Frank, drawing upon a reservoir of crank-fed wit, replied, “I haven't needed two beds since my last out-of-body experience.”

The clerk laughed too loudly, head reared back, revealing a mouth gray with fillings. Frank pictured him managing food.

A bellhop appeared, and he made the desk clerk look normal. He was younger still, with buck teeth and fanning ears set low near his jaw. Tufts of hair shot up on his head like thistle. His hands wiggled beyond his shirt cuffs like little animals.

“I don't have any luggage,” Frank told him.

The bellhop winked and punched the button for the elevator. “I'll fetcha some ice,” he said.

“I've got it covered.”

“I turn down the beds.”

“No thanks.”

“I show ya how to work the TV.”

The elevator door opened and the kid slipped in, peering back with a grin and holding the door.

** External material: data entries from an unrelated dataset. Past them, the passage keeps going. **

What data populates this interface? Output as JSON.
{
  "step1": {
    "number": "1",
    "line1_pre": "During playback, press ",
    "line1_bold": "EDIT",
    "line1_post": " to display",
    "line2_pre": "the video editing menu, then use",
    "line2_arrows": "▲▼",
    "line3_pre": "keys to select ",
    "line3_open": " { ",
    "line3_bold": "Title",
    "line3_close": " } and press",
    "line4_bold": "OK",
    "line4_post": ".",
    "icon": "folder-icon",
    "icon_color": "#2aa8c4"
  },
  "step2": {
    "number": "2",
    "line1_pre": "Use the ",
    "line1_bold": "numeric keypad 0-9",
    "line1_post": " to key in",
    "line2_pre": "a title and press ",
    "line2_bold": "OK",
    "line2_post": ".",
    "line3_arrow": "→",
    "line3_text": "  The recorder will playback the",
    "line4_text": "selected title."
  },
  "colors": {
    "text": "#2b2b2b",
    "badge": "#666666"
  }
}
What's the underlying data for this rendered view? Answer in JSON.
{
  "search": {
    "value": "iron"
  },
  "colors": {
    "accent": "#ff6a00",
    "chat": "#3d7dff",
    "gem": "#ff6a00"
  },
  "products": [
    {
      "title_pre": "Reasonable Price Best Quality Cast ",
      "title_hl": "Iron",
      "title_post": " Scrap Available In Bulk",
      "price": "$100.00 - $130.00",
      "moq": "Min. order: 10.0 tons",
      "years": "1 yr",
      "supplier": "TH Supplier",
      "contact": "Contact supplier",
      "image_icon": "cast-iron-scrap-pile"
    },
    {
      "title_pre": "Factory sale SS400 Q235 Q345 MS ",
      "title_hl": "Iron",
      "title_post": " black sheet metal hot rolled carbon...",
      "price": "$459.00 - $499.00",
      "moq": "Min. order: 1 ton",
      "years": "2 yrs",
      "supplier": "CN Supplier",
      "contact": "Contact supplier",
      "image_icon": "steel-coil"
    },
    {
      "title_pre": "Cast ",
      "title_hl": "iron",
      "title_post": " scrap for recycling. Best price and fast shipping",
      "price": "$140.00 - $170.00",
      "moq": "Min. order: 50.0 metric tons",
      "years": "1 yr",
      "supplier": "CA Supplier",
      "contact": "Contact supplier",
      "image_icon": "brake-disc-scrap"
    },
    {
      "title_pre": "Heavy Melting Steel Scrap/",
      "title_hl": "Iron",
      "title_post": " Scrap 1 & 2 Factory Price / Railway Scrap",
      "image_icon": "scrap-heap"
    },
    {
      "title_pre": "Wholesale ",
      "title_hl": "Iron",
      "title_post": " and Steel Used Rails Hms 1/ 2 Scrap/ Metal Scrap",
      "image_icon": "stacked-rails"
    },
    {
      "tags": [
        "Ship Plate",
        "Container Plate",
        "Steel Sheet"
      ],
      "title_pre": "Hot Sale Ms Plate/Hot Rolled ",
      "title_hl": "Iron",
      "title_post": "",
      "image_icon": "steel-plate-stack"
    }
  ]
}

Frank realized there'd be no getting rid of him. He got in and they rode up together slowly, floor numbers lighting on, then off, the overhead pulleys squealing. The kid studied Frank shamelessly, rubbing his mouth with his fingers.

“Got you bad,” the bellhop said eventually.

Frank had hoped washing up and changing clothes would be enough. He had a knot on his head where Shel had clobbered him with the gun butt, and he walked like he was saddle sore from the groining she'd given him. On top of all that, his hands shook from crank and fear.

“I'm upset,” he said. “Got into it with the missy.”